CASHMERE, Wash. — After more than 100 years in business, Liberty Orchards Co., the Washington state maker of Aplets & Cotlets fruit candies, has announced it will permanently close June 1.
Company president Greg Taylor, 72, grandson of Liberty Orchards co-founder Armen Tertsagian, said the family business has been seeking a buyer for several years with no luck. Taylor, who’s run the company 43 years, said he’s “very, very ready” to retire and the younger generations of the family are not interested in keeping the operation going.
“It’s bittersweet, but definitely more sweet than bitter. Obviously, we’re disappointed it can’t continue, but it’s time for us all to move on,” Taylor told the Capital Press Friday. “We’re so appreciative of all those who have supported our company.”
Liberty Orchards will continue to seek a buyer for its assets.
Through the decades, the company has bought ingredients — concentrates, purees and freeze-dried fruit — from processors worldwide. Apple concentrates were mainly sourced from Washington state apples.
The company’s closure will impact around 55 full-time employees.

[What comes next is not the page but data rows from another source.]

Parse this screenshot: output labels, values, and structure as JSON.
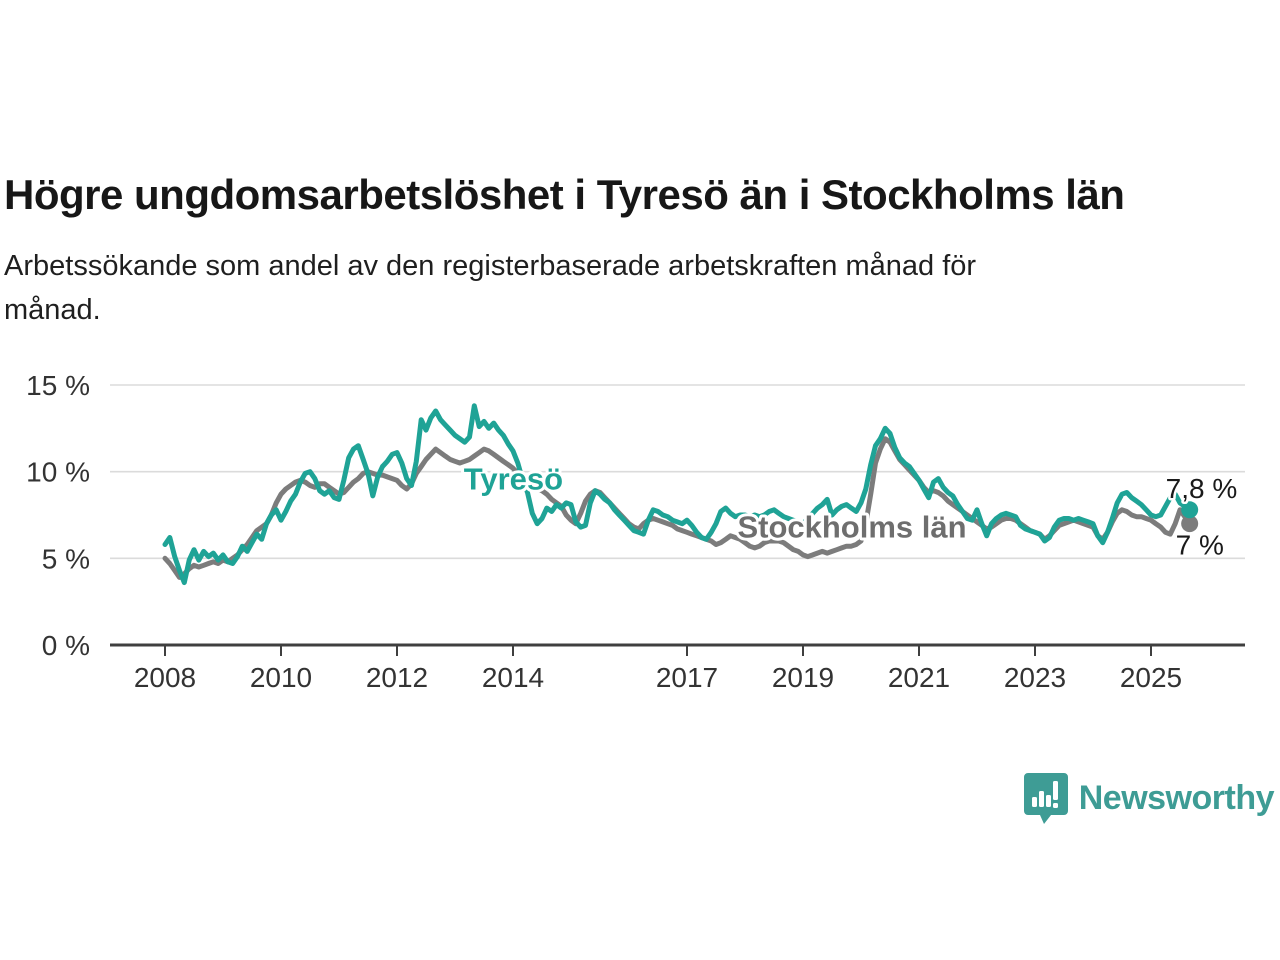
{
  "header": {
    "title": "Högre ungdomsarbetslöshet i Tyresö än i Stockholms län",
    "subtitle_lines": [
      "Arbetssökande som andel av den registerbaserade arbetskraften månad för",
      "månad."
    ]
  },
  "colors": {
    "tyreso": "#1FA396",
    "stockholm": "#7C7C7C",
    "stockholm_label": "#6E6E6E",
    "axis": "#3F3F3F",
    "axis_text": "#333333",
    "gridline": "#DBDBDB",
    "end_label_text": "#1A1A1A"
  },
  "chart_data": {
    "type": "line",
    "title": "Högre ungdomsarbetslöshet i Tyresö än i Stockholms län",
    "xlabel": "",
    "ylabel": "Arbetssökande som andel av den registerbaserade arbetskraften",
    "x_unit": "year (monthly data)",
    "x_start": 2008.0,
    "x_step": 0.0833333,
    "xlim": [
      2007.05,
      2026.65
    ],
    "ylim": [
      0,
      16.6
    ],
    "grid": "horizontal",
    "legend_position": "inline-labels",
    "x_axis": {
      "ticks": [
        2008,
        2010,
        2012,
        2014,
        2017,
        2019,
        2021,
        2023,
        2025
      ],
      "labels": [
        "2008",
        "2010",
        "2012",
        "2014",
        "2017",
        "2019",
        "2021",
        "2023",
        "2025"
      ]
    },
    "y_axis": {
      "ticks": [
        0,
        5,
        10,
        15
      ],
      "labels": [
        "0 %",
        "5 %",
        "10 %",
        "15 %"
      ],
      "grid_ticks": [
        5,
        10,
        15
      ]
    },
    "series": [
      {
        "name": "Stockholms län",
        "color": "#7C7C7C",
        "label_color": "#6E6E6E",
        "inline_label": {
          "text": "Stockholms län",
          "year": 2017.87,
          "pct": 6.85
        },
        "end_label": "7 %",
        "end_label_offset": [
          -14,
          31
        ],
        "end_value": 7.0,
        "values": [
          5.0,
          4.7,
          4.3,
          3.9,
          4.1,
          4.4,
          4.6,
          4.5,
          4.6,
          4.7,
          4.8,
          4.7,
          4.9,
          4.8,
          5.0,
          5.2,
          5.5,
          5.8,
          6.2,
          6.6,
          6.8,
          7.0,
          7.5,
          8.2,
          8.7,
          9.0,
          9.2,
          9.4,
          9.5,
          9.4,
          9.2,
          9.1,
          9.3,
          9.3,
          9.1,
          8.9,
          8.7,
          8.8,
          9.1,
          9.4,
          9.6,
          9.9,
          10.0,
          9.9,
          9.8,
          9.8,
          9.7,
          9.6,
          9.5,
          9.2,
          9.0,
          9.3,
          9.9,
          10.3,
          10.7,
          11.0,
          11.3,
          11.1,
          10.9,
          10.7,
          10.6,
          10.5,
          10.6,
          10.7,
          10.9,
          11.1,
          11.3,
          11.2,
          11.0,
          10.8,
          10.6,
          10.4,
          10.2,
          9.9,
          9.6,
          9.3,
          9.1,
          9.0,
          8.9,
          8.7,
          8.4,
          8.2,
          8.0,
          7.5,
          7.2,
          7.0,
          7.6,
          8.3,
          8.7,
          8.9,
          8.8,
          8.5,
          8.2,
          7.9,
          7.6,
          7.3,
          7.0,
          6.8,
          6.7,
          7.0,
          7.2,
          7.3,
          7.2,
          7.1,
          7.0,
          6.9,
          6.7,
          6.6,
          6.5,
          6.4,
          6.3,
          6.2,
          6.1,
          6.0,
          5.8,
          5.9,
          6.1,
          6.3,
          6.2,
          6.1,
          5.9,
          5.7,
          5.6,
          5.7,
          5.9,
          6.0,
          6.0,
          6.0,
          5.9,
          5.7,
          5.5,
          5.4,
          5.2,
          5.1,
          5.2,
          5.3,
          5.4,
          5.3,
          5.4,
          5.5,
          5.6,
          5.7,
          5.7,
          5.8,
          6.0,
          7.0,
          8.7,
          10.5,
          11.3,
          11.9,
          11.7,
          11.2,
          10.7,
          10.4,
          10.1,
          9.8,
          9.5,
          9.1,
          8.8,
          8.9,
          8.8,
          8.6,
          8.3,
          8.1,
          7.9,
          7.7,
          7.5,
          7.3,
          7.1,
          6.9,
          6.7,
          6.8,
          7.0,
          7.2,
          7.3,
          7.3,
          7.2,
          7.0,
          6.8,
          6.6,
          6.5,
          6.4,
          6.1,
          6.3,
          6.6,
          6.9,
          7.0,
          7.1,
          7.2,
          7.1,
          7.0,
          6.9,
          6.8,
          6.3,
          6.1,
          6.5,
          7.1,
          7.6,
          7.8,
          7.7,
          7.5,
          7.4,
          7.4,
          7.3,
          7.2,
          7.0,
          6.8,
          6.5,
          6.4,
          7.0,
          7.8,
          7.4,
          7.0
        ]
      },
      {
        "name": "Tyresö",
        "color": "#1FA396",
        "label_color": "#1FA396",
        "inline_label": {
          "text": "Tyresö",
          "year": 2013.15,
          "pct": 9.6
        },
        "end_label": "7,8 %",
        "end_label_offset": [
          -24,
          -12
        ],
        "end_value": 7.8,
        "values": [
          5.8,
          6.2,
          5.1,
          4.3,
          3.6,
          4.9,
          5.5,
          4.9,
          5.4,
          5.1,
          5.3,
          4.9,
          5.2,
          4.8,
          4.7,
          5.1,
          5.7,
          5.4,
          5.9,
          6.4,
          6.1,
          7.0,
          7.5,
          7.8,
          7.2,
          7.7,
          8.3,
          8.7,
          9.4,
          9.9,
          10.0,
          9.6,
          8.9,
          8.7,
          8.9,
          8.5,
          8.4,
          9.5,
          10.8,
          11.3,
          11.5,
          10.7,
          9.9,
          8.6,
          9.7,
          10.3,
          10.6,
          11.0,
          11.1,
          10.5,
          9.6,
          9.2,
          10.6,
          13.0,
          12.4,
          13.1,
          13.5,
          13.0,
          12.7,
          12.4,
          12.1,
          11.9,
          11.7,
          12.0,
          13.8,
          12.6,
          12.9,
          12.5,
          12.8,
          12.4,
          12.1,
          11.6,
          11.2,
          10.5,
          9.5,
          8.8,
          7.6,
          7.0,
          7.3,
          7.9,
          7.7,
          8.1,
          7.9,
          8.2,
          8.1,
          7.1,
          6.8,
          6.9,
          8.2,
          8.9,
          8.7,
          8.4,
          8.2,
          7.8,
          7.5,
          7.2,
          6.9,
          6.6,
          6.5,
          6.4,
          7.2,
          7.8,
          7.7,
          7.5,
          7.4,
          7.2,
          7.1,
          7.0,
          7.2,
          6.9,
          6.5,
          6.2,
          6.1,
          6.5,
          7.0,
          7.7,
          7.9,
          7.6,
          7.4,
          7.5,
          7.5,
          7.4,
          7.5,
          7.4,
          7.5,
          7.7,
          7.8,
          7.6,
          7.4,
          7.3,
          7.2,
          7.1,
          7.0,
          7.3,
          7.6,
          7.9,
          8.1,
          8.4,
          7.5,
          7.8,
          8.0,
          8.1,
          7.9,
          7.7,
          8.2,
          9.0,
          10.4,
          11.5,
          11.9,
          12.5,
          12.2,
          11.4,
          10.8,
          10.5,
          10.3,
          9.9,
          9.5,
          9.0,
          8.5,
          9.4,
          9.6,
          9.1,
          8.8,
          8.6,
          8.1,
          7.7,
          7.3,
          7.2,
          7.8,
          7.0,
          6.3,
          7.0,
          7.3,
          7.5,
          7.6,
          7.5,
          7.4,
          6.9,
          6.7,
          6.6,
          6.5,
          6.4,
          6.0,
          6.2,
          6.8,
          7.2,
          7.3,
          7.3,
          7.2,
          7.3,
          7.2,
          7.1,
          7.0,
          6.3,
          5.9,
          6.5,
          7.3,
          8.2,
          8.7,
          8.8,
          8.5,
          8.3,
          8.1,
          7.8,
          7.5,
          7.4,
          7.5,
          8.0,
          8.5,
          8.7,
          8.2,
          8.0,
          7.8
        ]
      }
    ]
  },
  "branding": {
    "logo_text": "Newsworthy",
    "logo_color": "#3E9C95",
    "logo_icon": "newsworthy-bubble-bars-icon"
  }
}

“We’re proud to have provided employment for thousands of families over the past more than 100 years,” said Taylor.
The closure will mean people can no longer buy Aplets & Cotlets candies after this June.
When the company released news of its impending closure, the community of Cashmere, Wash., near Wenatchee, was shaken.
“Liberty Orchards is part of Cashmere’s identity,” Cashmere’s mayor, Jim Fletcher, told Eater Seattle, a food publication.
In a statement, the Cashmere Chamber of Commerce said that Liberty Orchards has made Cashmere “a traveler destination.”
On Aplets & Cotlets’ Facebook announcement about closing, hundreds of people commented, many calling the upcoming closure “heartbreaking” and “sad.” Many shared memories about touring the factory.
“I have been enjoying Aplets & Cotlets for over 50 years. I truly hope someone buys the business and continues the tradition,” said one comment.
Liberty Orchards was founded in 1920 by two Armenian immigrants, Mark Balaban and Armen Tertsagian.
The two started their venture by buying a small orchard, but times were tough, and they searched for ways to make use of surplus fruit. After research and development, they launched their first candy line, an apple and walnut confection based on the famous Near Eastern candy known as Turkish Delight.
This they called Aplets, the “confection of the fairies.”
A few years later, they created a second product, Cotlets, made with apricots and walnuts.
Over the decades, the company expanded its product line to include Fruit Delights, Dessert Delights, Fruitlets, Orchard Bars and other offerings.
Since 1920, three generations of family members have managed the business.
The second generation, John Chakirian and Richard Odabashian, ran the business from 1956 into the 1980s. Since then, Greg Taylor, the third generation, has served as company president.
Taylor said the fourth-generation family members didn’t grow up in Cashmere and have their own careers and families elsewhere, which is why there’s no one to carry on the business.
“People are sad we’re closing, but we’re grateful for the time we’ve had,” he said.